Let's start with the things the parties used to believe. Republicans are the skeptics known for wanting to wipe out the Department of Education. Not anymore; none of the GOP contenders wants to eliminate it. Democrats are known as apologists for the teachers' unions, opposed to anything undermining the job security of the group that traditionally provides the most delegates to the party's national convention. Not anymore; Vice President Al Gore wants tough teacher evaluations that weed out the ones who aren't performing.

While none of the candidates is exactly a revolutionary, each has staked out a distinct position. "The candidates have real differences," says Denis Doyle, a senior fellow at the Hudson Institute. "The schools could be much different in four years, depending on who is elected."

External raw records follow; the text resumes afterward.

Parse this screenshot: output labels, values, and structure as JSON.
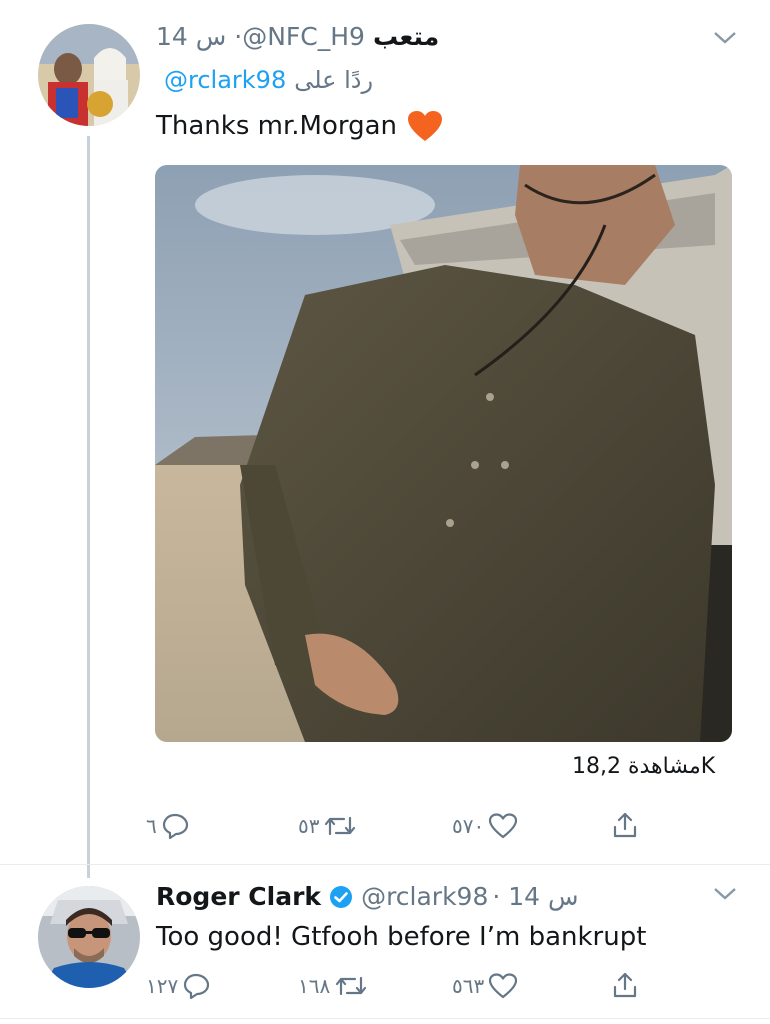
{
  "tweet1": {
    "name": "متعب",
    "handle": "@NFC_H9",
    "time": "14 س ·",
    "replying_label": "ردًا على",
    "replying_to": "@rclark98",
    "text": "Thanks mr.Morgan",
    "views": "مشاهدة 18,2K",
    "actions": {
      "reply_count": "٦",
      "retweet_count": "٥٣",
      "like_count": "٥٧٠"
    }
  },
  "tweet2": {
    "name": "Roger Clark",
    "handle": "@rclark98",
    "time": "· 14 س",
    "text": "Too good! Gtfooh before I’m bankrupt",
    "actions": {
      "reply_count": "١٢٧",
      "retweet_count": "١٦٨",
      "like_count": "٥٦٣"
    }
  },
  "icons": {
    "reply": "reply-icon",
    "retweet": "retweet-icon",
    "like": "like-icon",
    "share": "share-icon",
    "more": "chevron-down-icon",
    "verified": "verified-badge-icon",
    "heart_emoji": "orange-heart-emoji"
  },
  "colors": {
    "link": "#1da1f2",
    "muted": "#657786",
    "heart": "#f4631f"
  }
}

Bill Bradley, whose mother taught elementary school, is talking about "lifetime education," continuous teacher training, national standards, and measures to hold teachers and principals responsible. Gore wants no more than 18 students per teacher in the early grades, grants for each state to develop preschool programs, paid leave for parents on their kids' first day of school and for parent-teacher conferences--along with the Clinton Administration's school-construction initiative.

And Bush is proposing to divert federal money from "failed" schools in poor areas and give part of it to parents to spend on educational alternatives--not quite vouchers, but close. "The Democrats want to centralize control of education," Bush told me in New Hampshire. "I want to talk about results--and doing things differently if kids are trapped in failed schools."

Is anyone listening? On the surface, the public cares desperately about education; a recent Washington Post/ABC News poll shows that Americans rate improving education a higher priority than handling the economy, managing the budget, fighting crime, and protecting Social Security.

But you can expect this issue to fade. The politicians got all lathered up about education a dozen years ago; candidates from each party gathered at a conclave at the basketball arena at Chapel Hill, N.C., a year before the 1988 election, delivered impassioned speeches--and changed nothing. It might happen again, once the strategists discover that the number of parents is at a historic peak, but that their political impact may be at a historic low. Parents of schoolchildren, who accounted for a third of the electorate in 1972, accounted for barely a quarter of the voters in the last race. "A lot of the people who are not parents will drop off the education bandwagon as the election nears," says Ralph Whitehead, a University of Massachusetts professor who studies education and elections. "By next year, the people who care most about education are going to be the parents--and that's not going to be such a big group after all."

DAVID SHRIBMAN is Washington bureau chief of the Boston Globe and a Pulitzer Prize-winning political reporter.